Meeting August 28th #41

suenjedt · 2014-08-28T08:25:57Z

metadata ingest will happen manually for the first 14 high level datasets, for the mid-term future we will enable automated ingestions from a controlled list of sources
CMS is preparing for a "guided tour"/how-to document which will accompany every dataset and analysis. This document will be the same for all primary data sets (may change later). But it will be different for derived data sets (e.g. the instructions connect to derived "pattuples" from ana will point to code and the instructions of how to run). However, the structure will be the same:
selection
validation
how to reuse
limitations

These texts are being prepared by CMS, with the support of Patricia. They should be linked (initially) on the right hand side of the individual records with a dedicated box. Patricia will investigate if parts of this information can be referenced in the metadata to enable the tailoured dataset specific display. This additional documentation will sit, however, on an additional page and should be exportable as a PDF. It should be a record by itself, get a DOI, incl. citation recommendation (Action on Patricia to prepare that).

all of the datasets get a disclaimer that Kati will provide, i.e. concerning quality assurance. Location on the record page to be decided, possibly at the bottom of the page
There will be a set of restricted files, not visible to the external users with trigger/selection details (Kati please correct the details here!)
there must be an export functionality for the 14 highlevel file names enabling an easy integration into the config files - this needs to include the root file name
A virtual image will be stored on the plattform: will become a standalone record and DOI

Ana's analysis

is derived from two high-level (primary) datasets [the same is the case for Tom's examples]
is available on github:
a) exercise itself https://github.com/ayrodrig/OutreachExercise2010
b) the pattuples production https://github.com/ayrodrig/pattuples2010
Ana's code should become a record by itself, too - also with a DOI [following Zenodo's Github integration]
also these records will have their own "how to" in the box on the right [see 1-4 above]
there should be enough metadata to create such a record: authors lists the same

Overall tasks and next steps

set up Laura's design
set up of html-editing pages for additional info on github
prepare for additional information in separate menu so that we can prepare some nice additional documentation there
prepare the additional boxes on the right of a detailed record page
check export functionlities (see comment on titles above)
meeting beginning of next week for documentation sprint (with Achintya and Patricia)
meeting beginning of next week with Pamfilos for design sprint

UX/UI testing tasks

navigation on the portal
navigation from primary and reduced data
one task: can you reproduce the analysis? [is the user able to find all the related information, data, code, "how-to" for the particular analysis?]

Metadata related tasks

compile metadata for software
compile metdata for virtual image
populate the records for the 14 primary datsets
integrate Ana's analysis

katilp · 2014-08-28T08:41:26Z

Just a clarification for the second point: for the guided tour, to start with, this document will be the same for all primary data sets (may change later).
But it will be different for derived data sets (e.g. the instructions connect to derived "pattuples" from ana will point to code and the instructions of how to run)

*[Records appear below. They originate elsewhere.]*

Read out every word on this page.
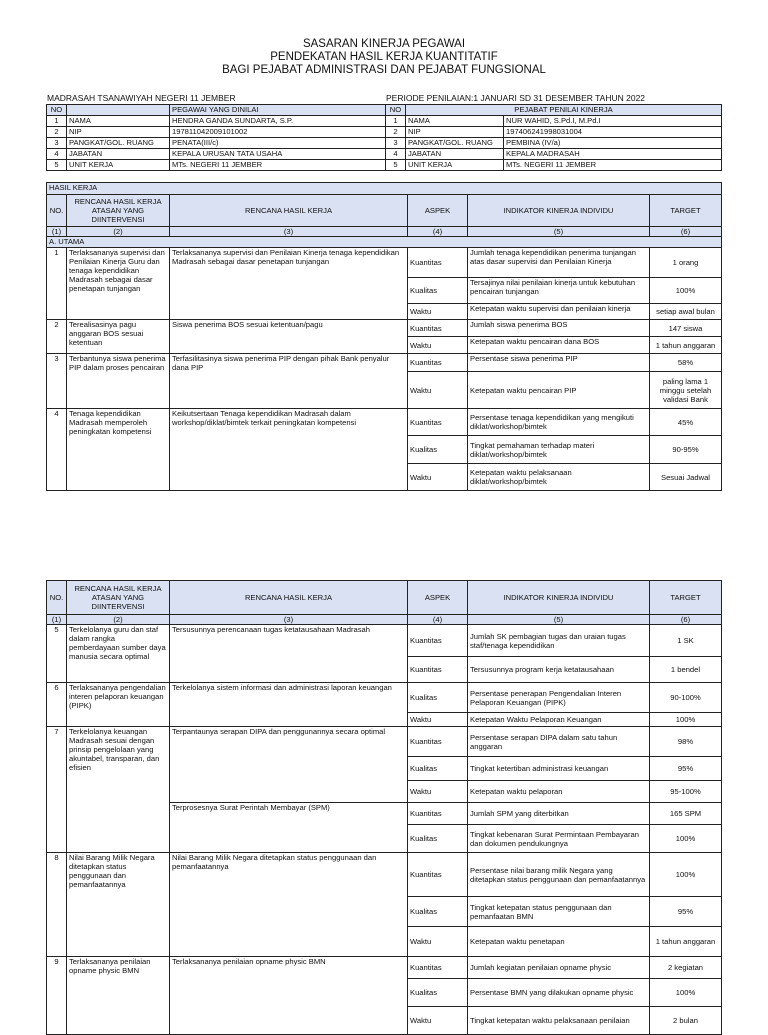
SASARAN KINERJA PEGAWAI
PENDEKATAN HASIL KERJA KUANTITATIF
BAGI PEJABAT ADMINISTRASI DAN PEJABAT FUNGSIONAL
MADRASAH TSANAWIYAH NEGERI 11 JEMBER	PERIODE PENILAIAN:1 JANUARI SD 31 DESEMBER TAHUN 2022
NO		PEGAWAI YANG DINILAI	NO	PEJABAT PENILAI KINERJA	
1	NAMA	HENDRA GANDA SUNDARTA, S.P.	1	NAMA	NUR WAHID, S.Pd.I, M.Pd.I
2	NIP	197811042009101002	2	NIP	197406241998031004
3	PANGKAT/GOL. RUANG	PENATA(III/c)	3	PANGKAT/GOL. RUANG	PEMBINA (IV/a)
4	JABATAN	KEPALA URUSAN TATA USAHA	4	JABATAN	KEPALA MADRASAH
5	UNIT KERJA	MTs. NEGERI 11 JEMBER	5	UNIT KERJA	MTs. NEGERI 11 JEMBER
HASIL KERJA					
NO.	RENCANA HASIL KERJA ATASAN YANG DIINTERVENSI	RENCANA HASIL KERJA	ASPEK	INDIKATOR KINERJA INDIVIDU	TARGET
(1)	(2)	(3)	(4)	(5)	(6)
A. UTAMA					
1	Terlaksananya supervisi dan Penilaian Kinerja Guru dan tenaga kependidikan Madrasah sebagai dasar penetapan tunjangan	Terlaksananya supervisi dan Penilaian Kinerja tenaga kependidikan Madrasah sebagai dasar penetapan tunjangan	Kuantitas	Jumlah tenaga kependidikan penerima tunjangan atas dasar supervisi dan Penilaian Kinerja	1 orang
			Kualitas	Tersajinya nilai penilaian kinerja untuk kebutuhan pencairan tunjangan	100%
			Waktu	Ketepatan waktu supervisi dan penilaian kinerja	setiap awal bulan
2	Terealisasinya pagu anggaran BOS sesuai ketentuan	Siswa penerima BOS sesuai ketentuan/pagu	Kuantitas	Jumlah siswa penerima BOS	147 siswa
			Waktu	Ketepatan waktu pencairan dana BOS	1 tahun anggaran
3	Terbantunya siswa penerima PIP dalam proses pencairan	Terfasilitasinya siswa penerima PIP dengan pihak Bank penyalur dana PIP	Kuantitas	Persentase siswa penerima PIP	58%
			Waktu	Ketepatan waktu pencairan PIP	paling lama 1 minggu setelah validasi Bank
4	Tenaga kependidikan Madrasah memperoleh peningkatan kompetensi	Keikutsertaan Tenaga kependidikan Madrasah dalam workshop/diklat/bimtek terkait peningkatan kompetensi	Kuantitas	Persentase tenaga kependidikan yang mengikuti diklat/workshop/bimtek	45%
			Kualitas	Tingkat pemahaman terhadap materi diklat/workshop/bimtek	90-95%
			Waktu	Ketepatan waktu pelaksanaan diklat/workshop/bimtek	Sesuai Jadwal
NO.	RENCANA HASIL KERJA ATASAN YANG DIINTERVENSI	RENCANA HASIL KERJA	ASPEK	INDIKATOR KINERJA INDIVIDU	TARGET
(1)	(2)	(3)	(4)	(5)	(6)
5	Terkelolanya guru dan staf dalam rangka pemberdayaan sumber daya manusia secara optimal	Tersusunnya perencanaan tugas ketatausahaan Madrasah	Kuantitas	Jumlah SK pembagian tugas dan uraian tugas staf/tenaga kependidikan	1 SK
			Kuantitas	Tersusunnya program kerja ketatausahaan	1 bendel
6	Terlaksananya pengendalian interen pelaporan keuangan (PIPK)	Terkelolanya sistem informasi dan administrasi laporan keuangan	Kualitas	Persentase penerapan Pengendalian Interen Pelaporan Keuangan (PIPK)	90-100%
			Waktu	Ketepatan Waktu Pelaporan Keuangan	100%
7	Terkelolanya keuangan Madrasah sesuai dengan prinsip pengelolaan yang akuntabel, transparan, dan efisien	Terpantaunya serapan DIPA dan penggunannya secara optimal	Kuantitas	Persentase serapan DIPA dalam satu tahun anggaran	98%
			Kualitas	Tingkat ketertiban administrasi keuangan	95%
			Waktu	Ketepatan waktu pelaporan	95-100%
		Terprosesnya Surat Perintah Membayar (SPM)	Kuantitas	Jumlah SPM yang diterbitkan	165 SPM
			Kualitas	Tingkat kebenaran Surat Permintaan Pembayaran dan dokumen pendukungnya	100%
8	Nilai Barang Milik Negara ditetapkan status penggunaan dan pemanfaatannya	Nilai Barang Milik Negara ditetapkan status penggunaan dan pemanfaatannya	Kuantitas	Persentase nilai barang milik Negara yang ditetapkan status penggunaan dan pemanfaatannya	100%
			Kualitas	Tingkat ketepatan status penggunaan dan pemanfaatan BMN	95%
			Waktu	Ketepatan waktu penetapan	1 tahun anggaran
9	Terlaksananya penilaian opname physic BMN	Terlaksananya penilaian opname physic BMN	Kuantitas	Jumlah kegiatan penilaian opname physic	2 kegiatan
			Kualitas	Persentase BMN yang dilakukan opname physic	100%
			Waktu	Tingkat ketepatan waktu pelaksanaan penilaian	2 bulan
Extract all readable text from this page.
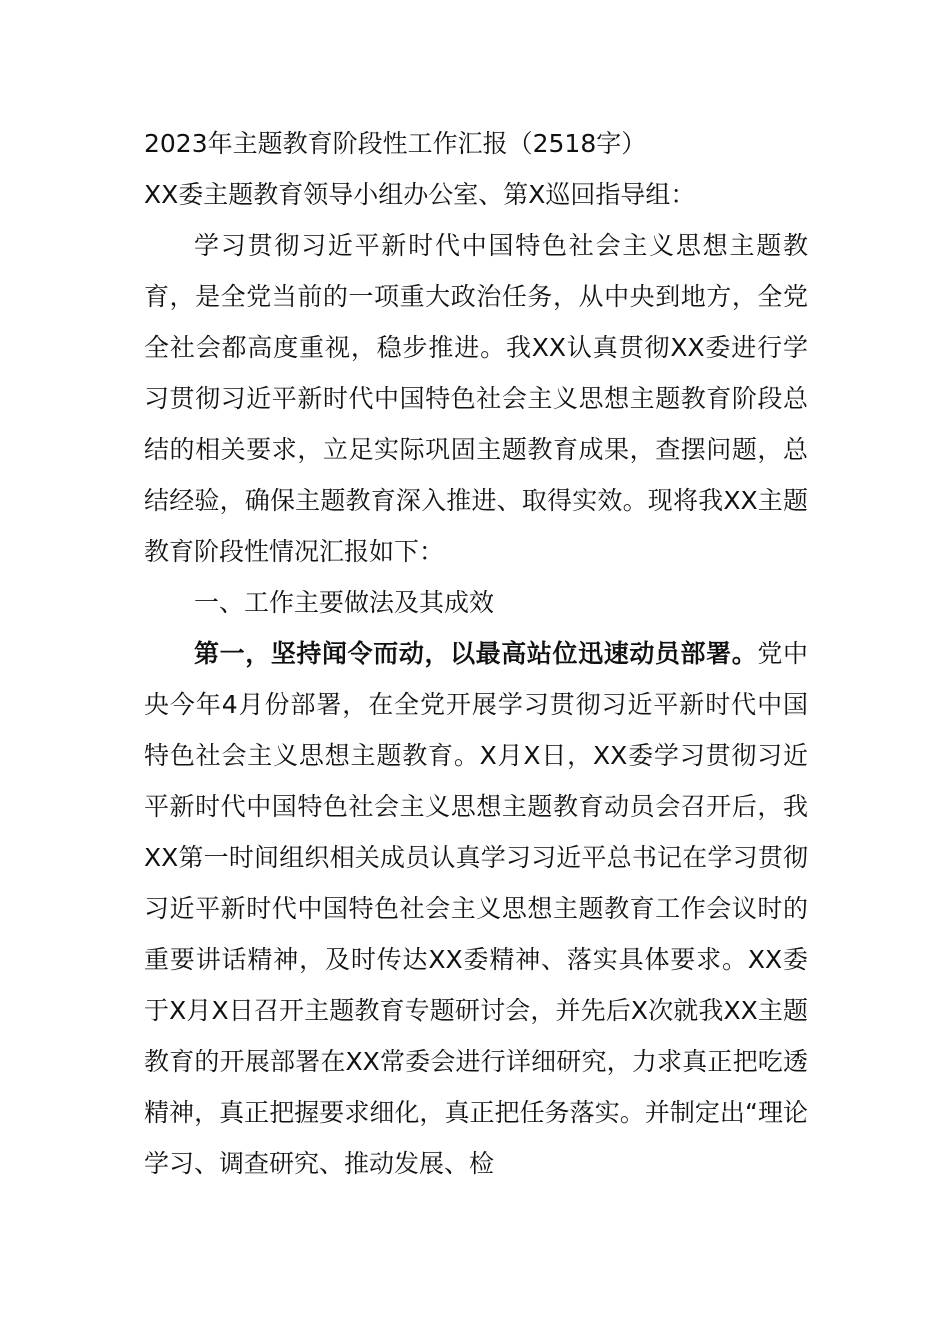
2023年主题教育阶段性工作汇报（2518字）

XX委主题教育领导小组办公室、第X巡回指导组：

学习贯彻习近平新时代中国特色社会主义思想主题教育，是全党当前的一项重大政治任务，从中央到地方，全党全社会都高度重视，稳步推进。我XX认真贯彻XX委进行学习贯彻习近平新时代中国特色社会主义思想主题教育阶段总结的相关要求，立足实际巩固主题教育成果，查摆问题，总结经验，确保主题教育深入推进、取得实效。现将我XX主题教育阶段性情况汇报如下：

一、工作主要做法及其成效

第一，坚持闻令而动，以最高站位迅速动员部署。党中央今年4月份部署，在全党开展学习贯彻习近平新时代中国特色社会主义思想主题教育。X月X日，XX委学习贯彻习近平新时代中国特色社会主义思想主题教育动员会召开后，我XX第一时间组织相关成员认真学习习近平总书记在学习贯彻习近平新时代中国特色社会主义思想主题教育工作会议时的重要讲话精神，及时传达XX委精神、落实具体要求。XX委于X月X日召开主题教育专题研讨会，并先后X次就我XX主题教育的开展部署在XX常委会进行详细研究，力求真正把吃透精神，真正把握要求细化，真正把任务落实。并制定出“理论学习、调查研究、推动发展、检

suenjedt · 2014-08-28T09:03:34Z

Thanks Kati, changed that :)

RaoOfPhysics · 2014-08-28T09:36:26Z

@pherterich, @suenjedt, @katilp: Please confirm a suitable time for the documentation sprint next week. Options for me: http://doodle.com/e5sgctgu5mxunuki#calendar

katilp · 2014-08-28T09:38:31Z

Further elaboration of the four information areas which should accompany each element on the portal:

where did this come
how was it validated
how to use it
limitations

For primary data set these would contain

trigger selections
general statement on the data validation (eventually, in the future, validation plots which will be needed if the the data or the software need to be migrated)
guided tour doc with explanations on the data content and on how to do an analysis)
whatever needed....

For derived data sets

code that was used to produced them starting from the primary data sets
eventually an expected result to which to compare after step 3)
pointer to application (event display, histogramming, analysis example code) and the instructions
whatever needed (i.e. physcis object selections may not be the offcial recommendations of CMS etc...)

For the VM image

some explanation of how the image was built (i.e. link to CernVM...)
Anssi's report
prerequisite text from https://twiki.cern.ch/twiki/bin/view/CMS/DPOAVMUserInstructions#Prerequisites
unsolved problems found by Anssi if any

For the CMSSW code example (i.e. those to produce the event display files, Ana's two levels)

statement that this code runs in CMSSW version N
eventually, a reference plot or a result or expected output from step 3)
instructions on how to run
whatever needed...

For the applications (i.e. histogramming, event display, else)

what are the underlying packages, tools
a reference plot/figure of after running step 3)
pointer to a source code and instructions on how to run (needed for "external" developers
whatever needed

RaoOfPhysics · 2014-08-28T10:22:28Z

@suenjedt, @katilp, @pherterich: We meet

on 2 September (Tuesday) at 15:00 in R1

(Unless you prefer a proper meeting room?)

TimSmithCH · 2014-08-28T11:52:26Z

In addition to the disclaimer, all data records should have clearly marked the copyright statement and licence for reuse

suenjedt · 2014-08-28T11:57:22Z

Indeed, the official label for CCZero, which is the one being used here (so far) is available here http://creativecommons.org/about/downloads

katilp · 2014-08-29T09:50:38Z

Do we already have an area for editing the Additional information text in github?

suenjedt · 2014-08-29T15:57:53Z

@tiborsimko : you mentioned this easy editing functionality for html stuff here we could use for the information texts. Could you point me/us to it so we can get started? Thanks!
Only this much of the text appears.